Calculus Help!

[Guest]

Hi I'm quite confused about this question, idk if I got the right answer of -1?

Find the exact area of the region bounded between the graph of f(x)=2x(1−x^2), the x-axis and the lines x=0 and x=1.

I got -1? Is that correct?

[HallsofIvy]

The area bounded by "[tex]f(x)=2x(1−x^2)[/tex], the x-axis and the lines x=0 and x=1" is given by
[tex]\int_0^1 2x(1- x^2) dx= 2\int_0^1 (x- x^3)dx[/tex]

Can you do that integral?

[Guest]

It should have been immediately obvious that -1 is NOT the "area bounded by [tex]f(x)= 2x(1- x^2)[/tex], the x-axis, and the lines x= 0 and x= 1" because an "area" is not negative!

[Guest]

Hi I'm quite confused about this question, idk if I got the right answer of -1?

Find the exact area of the region bounded between the graph of f(x)=2x(1−x^2), the x-axis and the lines x=0 and x=1.

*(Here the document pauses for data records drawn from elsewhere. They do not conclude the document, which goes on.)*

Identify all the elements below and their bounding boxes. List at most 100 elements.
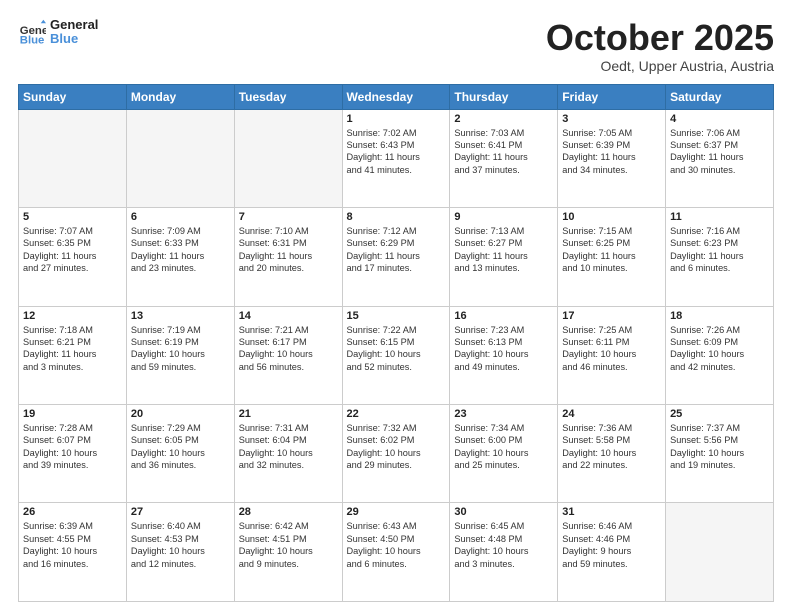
day-number: 25 (670, 408, 769, 420)
day-number: 15 (347, 310, 446, 322)
day-cell: 15 Sunrise: 7:22 AMSunset: 6:15 PMDayligh… (342, 306, 450, 404)
day-cell: 24 Sunrise: 7:36 AMSunset: 5:58 PMDayligh… (558, 405, 666, 503)
day-number: 12 (23, 310, 122, 322)
day-number: 31 (562, 506, 661, 518)
day-cell: 17 Sunrise: 7:25 AMSunset: 6:11 PMDayligh… (558, 306, 666, 404)
calendar-table: SundayMondayTuesdayWednesdayThursdayFrid… (18, 84, 774, 602)
day-info: Sunrise: 7:18 AMSunset: 6:21 PMDaylight:… (23, 324, 122, 374)
week-row-5: 26 Sunrise: 6:39 AMSunset: 4:55 PMDayligh… (19, 503, 774, 602)
page: General Blue General Blue October 2025 O… (0, 0, 792, 612)
day-number: 27 (131, 506, 230, 518)
day-number: 18 (670, 310, 769, 322)
weekday-header-monday: Monday (126, 84, 234, 109)
day-info: Sunrise: 7:06 AMSunset: 6:37 PMDaylight:… (670, 127, 769, 177)
logo: General Blue General Blue (18, 18, 98, 47)
day-cell: 13Sunrise: 7:19 AMSunset: 6:19 PMDayligh… (126, 306, 234, 404)
week-row-2: 5 Sunrise: 7:07 AMSunset: 6:35 PMDaylight… (19, 208, 774, 306)
day-info: Sunrise: 6:45 AMSunset: 4:48 PMDaylight:… (454, 520, 553, 570)
day-number: 14 (239, 310, 338, 322)
day-cell: 27Sunrise: 6:40 AMSunset: 4:53 PMDayligh… (126, 503, 234, 602)
logo-line1: General (50, 18, 98, 32)
day-info: Sunrise: 7:15 AMSunset: 6:25 PMDaylight:… (562, 225, 661, 275)
day-info: Sunrise: 7:34 AMSunset: 6:00 PMDaylight:… (454, 422, 553, 472)
day-number: 2 (454, 113, 553, 125)
day-number: 19 (23, 408, 122, 420)
day-cell: 4 Sunrise: 7:06 AMSunset: 6:37 PMDaylight… (666, 109, 774, 207)
day-cell: 23 Sunrise: 7:34 AMSunset: 6:00 PMDayligh… (450, 405, 558, 503)
day-number: 3 (562, 113, 661, 125)
day-cell (666, 503, 774, 602)
weekday-header-saturday: Saturday (666, 84, 774, 109)
day-number: 26 (23, 506, 122, 518)
day-cell: 9 Sunrise: 7:13 AMSunset: 6:27 PMDaylight… (450, 208, 558, 306)
day-info: Sunrise: 7:21 AMSunset: 6:17 PMDaylight:… (239, 324, 338, 374)
day-cell: 11Sunrise: 7:16 AMSunset: 6:23 PMDayligh… (666, 208, 774, 306)
week-row-3: 12 Sunrise: 7:18 AMSunset: 6:21 PMDayligh… (19, 306, 774, 404)
day-info: Sunrise: 7:26 AMSunset: 6:09 PMDaylight:… (670, 324, 769, 374)
day-cell: 18 Sunrise: 7:26 AMSunset: 6:09 PMDayligh… (666, 306, 774, 404)
day-info: Sunrise: 7:03 AMSunset: 6:41 PMDaylight:… (454, 127, 553, 177)
day-cell: 1Sunrise: 7:02 AMSunset: 6:43 PMDaylight… (342, 109, 450, 207)
day-info: Sunrise: 7:13 AMSunset: 6:27 PMDaylight:… (454, 225, 553, 275)
day-cell: 14 Sunrise: 7:21 AMSunset: 6:17 PMDayligh… (234, 306, 342, 404)
day-info: Sunrise: 7:19 AMSunset: 6:19 PMDaylight:… (131, 324, 230, 374)
day-number: 16 (454, 310, 553, 322)
day-cell: 30 Sunrise: 6:45 AMSunset: 4:48 PMDayligh… (450, 503, 558, 602)
day-cell: 5 Sunrise: 7:07 AMSunset: 6:35 PMDaylight… (19, 208, 127, 306)
day-number: 5 (23, 211, 122, 223)
day-cell: 29Sunrise: 6:43 AMSunset: 4:50 PMDayligh… (342, 503, 450, 602)
day-info: Sunrise: 7:36 AMSunset: 5:58 PMDaylight:… (562, 422, 661, 472)
day-info: Sunrise: 7:07 AMSunset: 6:35 PMDaylight:… (23, 225, 122, 275)
day-cell: 20Sunrise: 7:29 AMSunset: 6:05 PMDayligh… (126, 405, 234, 503)
logo-line2: Blue (50, 32, 98, 46)
day-cell: 19 Sunrise: 7:28 AMSunset: 6:07 PMDayligh… (19, 405, 127, 503)
day-info: Sunrise: 7:32 AMSunset: 6:02 PMDaylight:… (347, 422, 446, 472)
day-number: 1 (347, 113, 446, 125)
week-row-4: 19 Sunrise: 7:28 AMSunset: 6:07 PMDayligh… (19, 405, 774, 503)
day-cell: 6Sunrise: 7:09 AMSunset: 6:33 PMDaylight… (126, 208, 234, 306)
day-info: Sunrise: 7:23 AMSunset: 6:13 PMDaylight:… (454, 324, 553, 374)
weekday-header-wednesday: Wednesday (342, 84, 450, 109)
day-cell: 21Sunrise: 7:31 AMSunset: 6:04 PMDayligh… (234, 405, 342, 503)
day-info: Sunrise: 6:43 AMSunset: 4:50 PMDaylight:… (347, 520, 446, 570)
weekday-header-row: SundayMondayTuesdayWednesdayThursdayFrid… (19, 84, 774, 109)
day-number: 9 (454, 211, 553, 223)
day-info: Sunrise: 6:42 AMSunset: 4:51 PMDaylight:… (239, 520, 338, 570)
weekday-header-sunday: Sunday (19, 84, 127, 109)
day-info: Sunrise: 7:22 AMSunset: 6:15 PMDaylight:… (347, 324, 446, 374)
location: Oedt, Upper Austria, Austria (546, 58, 774, 74)
day-info: Sunrise: 7:05 AMSunset: 6:39 PMDaylight:… (562, 127, 661, 177)
week-row-1: 1Sunrise: 7:02 AMSunset: 6:43 PMDaylight… (19, 109, 774, 207)
day-number: 22 (347, 408, 446, 420)
day-info: Sunrise: 6:39 AMSunset: 4:55 PMDaylight:… (23, 520, 122, 570)
day-cell (126, 109, 234, 207)
day-info: Sunrise: 7:37 AMSunset: 5:56 PMDaylight:… (670, 422, 769, 472)
day-cell: 12 Sunrise: 7:18 AMSunset: 6:21 PMDayligh… (19, 306, 127, 404)
weekday-header-thursday: Thursday (450, 84, 558, 109)
day-number: 4 (670, 113, 769, 125)
day-number: 23 (454, 408, 553, 420)
day-number: 6 (131, 211, 230, 223)
day-number: 7 (239, 211, 338, 223)
day-cell: 26 Sunrise: 6:39 AMSunset: 4:55 PMDayligh… (19, 503, 127, 602)
day-number: 10 (562, 211, 661, 223)
day-number: 11 (670, 211, 769, 223)
day-number: 28 (239, 506, 338, 518)
day-info: Sunrise: 7:31 AMSunset: 6:04 PMDaylight:… (239, 422, 338, 472)
header: General Blue General Blue October 2025 O… (18, 18, 774, 74)
day-info: Sunrise: 7:25 AMSunset: 6:11 PMDaylight:… (562, 324, 661, 374)
day-cell: 2 Sunrise: 7:03 AMSunset: 6:41 PMDaylight… (450, 109, 558, 207)
day-number: 30 (454, 506, 553, 518)
day-cell: 8Sunrise: 7:12 AMSunset: 6:29 PMDaylight… (342, 208, 450, 306)
month-title: October 2025 (546, 18, 774, 58)
day-info: Sunrise: 7:12 AMSunset: 6:29 PMDaylight:… (347, 225, 446, 275)
day-cell: 3 Sunrise: 7:05 AMSunset: 6:39 PMDaylight… (558, 109, 666, 207)
weekday-header-friday: Friday (558, 84, 666, 109)
day-number: 17 (562, 310, 661, 322)
day-cell: 31 Sunrise: 6:46 AMSunset: 4:46 PMDayligh… (558, 503, 666, 602)
day-number: 24 (562, 408, 661, 420)
day-cell: 16 Sunrise: 7:23 AMSunset: 6:13 PMDayligh… (450, 306, 558, 404)
weekday-header-tuesday: Tuesday (234, 84, 342, 109)
day-info: Sunrise: 6:46 AMSunset: 4:46 PMDaylight:… (562, 520, 661, 570)
day-info: Sunrise: 7:28 AMSunset: 6:07 PMDaylight:… (23, 422, 122, 472)
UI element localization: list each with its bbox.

I got -1? Is that correct?

Since there has been no response by "Guest" for 6 months, the area is given by
[tex]\int_0^1 2x(1- x^2)dx= 2\int_0^1 x- x^2 dx= 2\left[\frac{1}{2}x^2- \frac{1}{3}x^3\right]_0^1= 2\left(\frac{1}{2}-\frac{1}{3}\right)= 2\left(\frac{1}{6}\right)= \frac{1}{3}[/tex].

[Guest]

And that is wrong because of a typo! It should be
[tex]\int_0^1 x(x- x^2)dx= \int_0^1 (x^2- x^3)dx= \left[\frac{1}{3}x^3- \frac{1}{4}x^4\right]_0^1[/tex]
[tex]= \frac{1}{3}- \frac{1}{4}= \frac{4}{12}- \frac{3}{12}= \frac{1}{12}[/tex].